Geographic Networks: Getting Started with pgRouting in PostGIS

I’ve been working a lot with pgRouting in PostGIS lately.  While the work I was doing with geographic networks originally used general purpose network analysis tools like Gephi, I’ve moved the entire Roman transportation network into a PostGIS2 database to allow for concurrent editing and the use of spatial queries.  I thought it might be useful to explain this process for interested parties, with the inclusion of all the SQL queries to get people started.

I am by no means an expert with PostGIS or pgRouting and would not have been able to accomplish any of this without leaning heavily on the community both here at Stanford and the larger PostGIS community on the Internet.  Postgres, which underpins PostGIS, is still less accessible than MySQL (imagine my chagrin to find out that functions like GROUP BY are, in MySQL, “not compliant” and I had to learn how to do things like SELECT DISTINCT ON) but is still not so different for queries and worth it to get access to PostGIS. 

PostGIS itself is simply an extension in the form of new functions and datatypes for Postgres which gives users the ability to query spatial objects to find out which objects in a database intersect with or are within X distance from other objects.  pgRouting is a further extension to PostGIS, which gives you the ability to run pathfinding queries on tables of links.  While PostGIS2 has topology support, it’s really much more sophisticated than what is necessary for the kind of geographic network analysis we’re doing with the Roman Empire.  The topology support does allow you to create edges and faces from existing, non-network aware polygons and polylines, but I’m even less familiar with topology in PostGIS than I am with the general spatial functionality, so any explanation of that will have to wait for aother time.  For the purposes of the examples below, we’ll have a simple spatial table that looks something like this:

source, target, cost, geometry, name
"San Jose", "San Francisco", 1, POLYLINEDATA, "101Freeway"
"San Jose", "San Francisco", .75, POLYLINEDATA, "80Freeway"
"San Francisco", "Santa Rosa", 1, POLYLINEDATA, "101Freeway"

I’m fudging it a bit up there, because pgRouting requires source and target IDs to be integers (so San Francisco would actually be 1, San Jose 2, Santa Rosa 3) and the queries below are pointed at a geometry column that follows the standard “the_geom” naming convention.
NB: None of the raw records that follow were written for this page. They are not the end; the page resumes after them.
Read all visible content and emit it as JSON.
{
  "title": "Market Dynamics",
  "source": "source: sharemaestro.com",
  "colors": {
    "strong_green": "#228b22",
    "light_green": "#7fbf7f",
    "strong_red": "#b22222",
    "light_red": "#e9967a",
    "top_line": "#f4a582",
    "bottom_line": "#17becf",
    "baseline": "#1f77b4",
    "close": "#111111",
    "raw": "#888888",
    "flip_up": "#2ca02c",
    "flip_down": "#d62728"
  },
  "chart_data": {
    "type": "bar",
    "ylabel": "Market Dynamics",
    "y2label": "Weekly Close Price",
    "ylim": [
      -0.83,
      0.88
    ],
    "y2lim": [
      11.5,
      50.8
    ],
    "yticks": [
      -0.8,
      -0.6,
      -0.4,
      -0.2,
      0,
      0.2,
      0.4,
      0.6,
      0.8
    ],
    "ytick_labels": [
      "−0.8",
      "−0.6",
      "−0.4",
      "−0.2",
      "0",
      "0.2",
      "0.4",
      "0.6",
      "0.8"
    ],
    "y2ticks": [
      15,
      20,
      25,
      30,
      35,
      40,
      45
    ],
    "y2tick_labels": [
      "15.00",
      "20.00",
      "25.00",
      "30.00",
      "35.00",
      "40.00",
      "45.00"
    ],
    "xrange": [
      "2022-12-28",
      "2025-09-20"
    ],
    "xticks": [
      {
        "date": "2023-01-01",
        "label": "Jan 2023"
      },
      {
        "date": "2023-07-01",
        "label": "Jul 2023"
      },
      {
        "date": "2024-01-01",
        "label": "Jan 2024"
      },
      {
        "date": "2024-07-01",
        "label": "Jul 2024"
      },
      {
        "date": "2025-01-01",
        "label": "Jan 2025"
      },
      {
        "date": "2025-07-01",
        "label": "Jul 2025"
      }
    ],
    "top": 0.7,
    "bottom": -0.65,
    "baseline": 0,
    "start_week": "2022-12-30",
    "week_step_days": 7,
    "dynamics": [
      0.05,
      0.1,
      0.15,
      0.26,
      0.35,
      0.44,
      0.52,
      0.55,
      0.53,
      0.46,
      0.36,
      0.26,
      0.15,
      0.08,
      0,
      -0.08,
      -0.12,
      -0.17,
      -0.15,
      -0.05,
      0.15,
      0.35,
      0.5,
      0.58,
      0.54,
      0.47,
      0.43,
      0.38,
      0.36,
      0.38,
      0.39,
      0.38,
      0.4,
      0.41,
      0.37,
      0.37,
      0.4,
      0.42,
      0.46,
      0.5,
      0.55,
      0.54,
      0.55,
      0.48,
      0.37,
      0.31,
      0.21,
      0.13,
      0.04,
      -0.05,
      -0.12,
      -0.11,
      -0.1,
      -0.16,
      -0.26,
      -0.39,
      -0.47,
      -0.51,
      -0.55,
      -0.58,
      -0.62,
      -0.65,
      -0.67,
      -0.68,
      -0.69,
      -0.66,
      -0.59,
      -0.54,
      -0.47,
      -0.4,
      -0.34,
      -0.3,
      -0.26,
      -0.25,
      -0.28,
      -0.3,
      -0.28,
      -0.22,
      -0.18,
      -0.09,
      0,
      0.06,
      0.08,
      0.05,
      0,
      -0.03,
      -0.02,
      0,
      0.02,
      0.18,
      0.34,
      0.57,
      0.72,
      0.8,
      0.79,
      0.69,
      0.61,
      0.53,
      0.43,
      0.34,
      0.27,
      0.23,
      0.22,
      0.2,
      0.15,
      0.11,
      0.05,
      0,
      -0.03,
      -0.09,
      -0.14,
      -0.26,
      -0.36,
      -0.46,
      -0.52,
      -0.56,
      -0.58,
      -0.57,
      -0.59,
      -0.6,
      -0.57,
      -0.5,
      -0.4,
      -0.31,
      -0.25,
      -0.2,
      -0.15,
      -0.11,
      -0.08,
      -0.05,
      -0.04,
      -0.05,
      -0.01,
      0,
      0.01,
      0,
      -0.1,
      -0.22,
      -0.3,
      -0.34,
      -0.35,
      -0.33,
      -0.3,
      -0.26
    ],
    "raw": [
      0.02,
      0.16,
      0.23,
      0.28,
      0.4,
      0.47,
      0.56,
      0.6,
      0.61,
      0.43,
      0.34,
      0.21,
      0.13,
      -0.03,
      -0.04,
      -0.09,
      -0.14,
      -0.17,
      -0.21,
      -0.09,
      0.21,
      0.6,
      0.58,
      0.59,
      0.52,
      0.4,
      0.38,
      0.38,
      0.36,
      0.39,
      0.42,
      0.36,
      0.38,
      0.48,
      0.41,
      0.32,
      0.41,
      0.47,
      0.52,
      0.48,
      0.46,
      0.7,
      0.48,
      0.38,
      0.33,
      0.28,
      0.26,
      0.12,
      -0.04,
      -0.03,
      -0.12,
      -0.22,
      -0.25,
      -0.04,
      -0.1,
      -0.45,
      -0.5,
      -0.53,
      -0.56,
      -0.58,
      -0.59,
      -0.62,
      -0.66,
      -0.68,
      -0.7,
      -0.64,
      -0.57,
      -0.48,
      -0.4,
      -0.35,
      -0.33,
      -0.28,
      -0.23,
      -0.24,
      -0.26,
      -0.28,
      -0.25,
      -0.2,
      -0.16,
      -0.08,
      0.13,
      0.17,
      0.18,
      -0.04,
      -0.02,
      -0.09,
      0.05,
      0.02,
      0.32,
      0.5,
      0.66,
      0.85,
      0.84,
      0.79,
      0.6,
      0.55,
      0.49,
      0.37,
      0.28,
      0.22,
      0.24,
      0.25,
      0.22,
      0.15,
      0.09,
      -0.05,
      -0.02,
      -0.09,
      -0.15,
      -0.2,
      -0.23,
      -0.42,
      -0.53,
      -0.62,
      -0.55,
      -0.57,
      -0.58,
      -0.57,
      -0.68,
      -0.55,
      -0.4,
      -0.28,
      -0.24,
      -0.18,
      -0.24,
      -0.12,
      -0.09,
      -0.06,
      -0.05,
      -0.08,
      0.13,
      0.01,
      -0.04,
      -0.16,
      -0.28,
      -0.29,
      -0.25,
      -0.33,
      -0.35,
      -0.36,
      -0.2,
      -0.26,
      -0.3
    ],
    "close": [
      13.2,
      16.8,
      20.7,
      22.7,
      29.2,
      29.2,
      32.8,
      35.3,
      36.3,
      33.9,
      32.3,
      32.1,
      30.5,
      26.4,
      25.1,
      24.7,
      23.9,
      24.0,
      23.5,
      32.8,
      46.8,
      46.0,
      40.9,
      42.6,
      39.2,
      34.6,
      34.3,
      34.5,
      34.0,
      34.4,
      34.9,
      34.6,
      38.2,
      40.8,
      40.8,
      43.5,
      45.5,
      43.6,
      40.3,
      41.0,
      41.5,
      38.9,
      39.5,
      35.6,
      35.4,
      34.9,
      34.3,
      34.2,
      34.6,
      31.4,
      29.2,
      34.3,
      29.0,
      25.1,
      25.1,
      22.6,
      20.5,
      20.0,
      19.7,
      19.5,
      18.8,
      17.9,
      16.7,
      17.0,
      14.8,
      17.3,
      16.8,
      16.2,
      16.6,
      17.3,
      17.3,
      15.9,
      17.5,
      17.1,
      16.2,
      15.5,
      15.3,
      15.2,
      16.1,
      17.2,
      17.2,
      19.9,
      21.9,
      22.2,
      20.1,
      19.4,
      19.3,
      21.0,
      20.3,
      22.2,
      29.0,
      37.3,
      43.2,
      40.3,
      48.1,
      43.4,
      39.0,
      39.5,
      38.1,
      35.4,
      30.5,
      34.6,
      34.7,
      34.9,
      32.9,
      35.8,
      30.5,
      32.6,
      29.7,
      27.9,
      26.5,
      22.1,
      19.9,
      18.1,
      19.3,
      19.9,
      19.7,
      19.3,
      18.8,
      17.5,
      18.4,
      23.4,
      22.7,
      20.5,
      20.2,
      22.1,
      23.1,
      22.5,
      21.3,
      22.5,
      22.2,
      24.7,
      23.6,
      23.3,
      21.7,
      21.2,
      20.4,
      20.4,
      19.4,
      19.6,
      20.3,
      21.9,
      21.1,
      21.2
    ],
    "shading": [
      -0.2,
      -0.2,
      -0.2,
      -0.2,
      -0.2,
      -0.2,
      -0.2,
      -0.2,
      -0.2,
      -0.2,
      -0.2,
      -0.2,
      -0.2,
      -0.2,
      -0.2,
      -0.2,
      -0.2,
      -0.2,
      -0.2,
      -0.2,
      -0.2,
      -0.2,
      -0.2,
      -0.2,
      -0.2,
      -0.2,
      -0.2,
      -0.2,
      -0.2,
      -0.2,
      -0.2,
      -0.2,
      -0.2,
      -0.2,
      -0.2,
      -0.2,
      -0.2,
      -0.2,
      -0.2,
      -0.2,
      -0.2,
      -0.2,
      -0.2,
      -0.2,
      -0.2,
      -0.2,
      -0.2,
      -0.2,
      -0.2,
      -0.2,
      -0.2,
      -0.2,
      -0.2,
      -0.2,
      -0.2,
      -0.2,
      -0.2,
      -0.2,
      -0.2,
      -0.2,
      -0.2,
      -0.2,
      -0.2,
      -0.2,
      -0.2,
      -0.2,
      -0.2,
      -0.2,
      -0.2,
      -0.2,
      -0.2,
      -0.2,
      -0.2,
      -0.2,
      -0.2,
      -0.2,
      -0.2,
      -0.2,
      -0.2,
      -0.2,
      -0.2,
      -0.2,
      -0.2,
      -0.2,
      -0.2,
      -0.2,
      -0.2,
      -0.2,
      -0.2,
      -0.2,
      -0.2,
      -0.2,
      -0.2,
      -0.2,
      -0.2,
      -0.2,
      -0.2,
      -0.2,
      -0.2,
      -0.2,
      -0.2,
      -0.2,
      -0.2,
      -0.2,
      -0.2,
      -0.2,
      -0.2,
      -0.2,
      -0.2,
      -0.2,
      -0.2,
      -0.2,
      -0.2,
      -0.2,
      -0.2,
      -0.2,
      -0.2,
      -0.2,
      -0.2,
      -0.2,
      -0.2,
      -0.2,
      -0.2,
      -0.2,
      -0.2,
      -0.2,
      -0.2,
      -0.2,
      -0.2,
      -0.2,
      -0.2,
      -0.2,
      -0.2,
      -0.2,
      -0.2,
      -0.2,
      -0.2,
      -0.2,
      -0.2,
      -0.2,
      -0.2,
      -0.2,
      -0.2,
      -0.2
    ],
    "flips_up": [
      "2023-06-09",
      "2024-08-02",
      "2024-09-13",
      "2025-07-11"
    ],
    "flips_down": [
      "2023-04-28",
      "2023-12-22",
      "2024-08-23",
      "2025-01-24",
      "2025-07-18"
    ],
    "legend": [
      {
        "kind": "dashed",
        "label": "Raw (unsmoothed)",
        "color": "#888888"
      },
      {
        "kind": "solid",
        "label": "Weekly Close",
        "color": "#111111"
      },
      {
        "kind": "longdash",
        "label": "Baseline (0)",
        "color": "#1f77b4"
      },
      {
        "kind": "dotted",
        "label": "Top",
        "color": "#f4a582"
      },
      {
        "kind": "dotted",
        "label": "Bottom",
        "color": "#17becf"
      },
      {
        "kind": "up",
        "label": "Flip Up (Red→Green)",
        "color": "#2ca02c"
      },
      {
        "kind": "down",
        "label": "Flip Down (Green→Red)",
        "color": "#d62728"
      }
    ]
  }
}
You can already tell by the data format that the cost can be declared or derived from the geometry and is based on whatever cost you want to measure (you could derive an expense in dollars based on miles driven multiplied by a per-mile cost, for instance, using st_length(the_geom) * .52, which would allow you to add toll costs). Cost can be speed, distance, expense or even some value based on convenience or scenic quality, if you can develop such a metric.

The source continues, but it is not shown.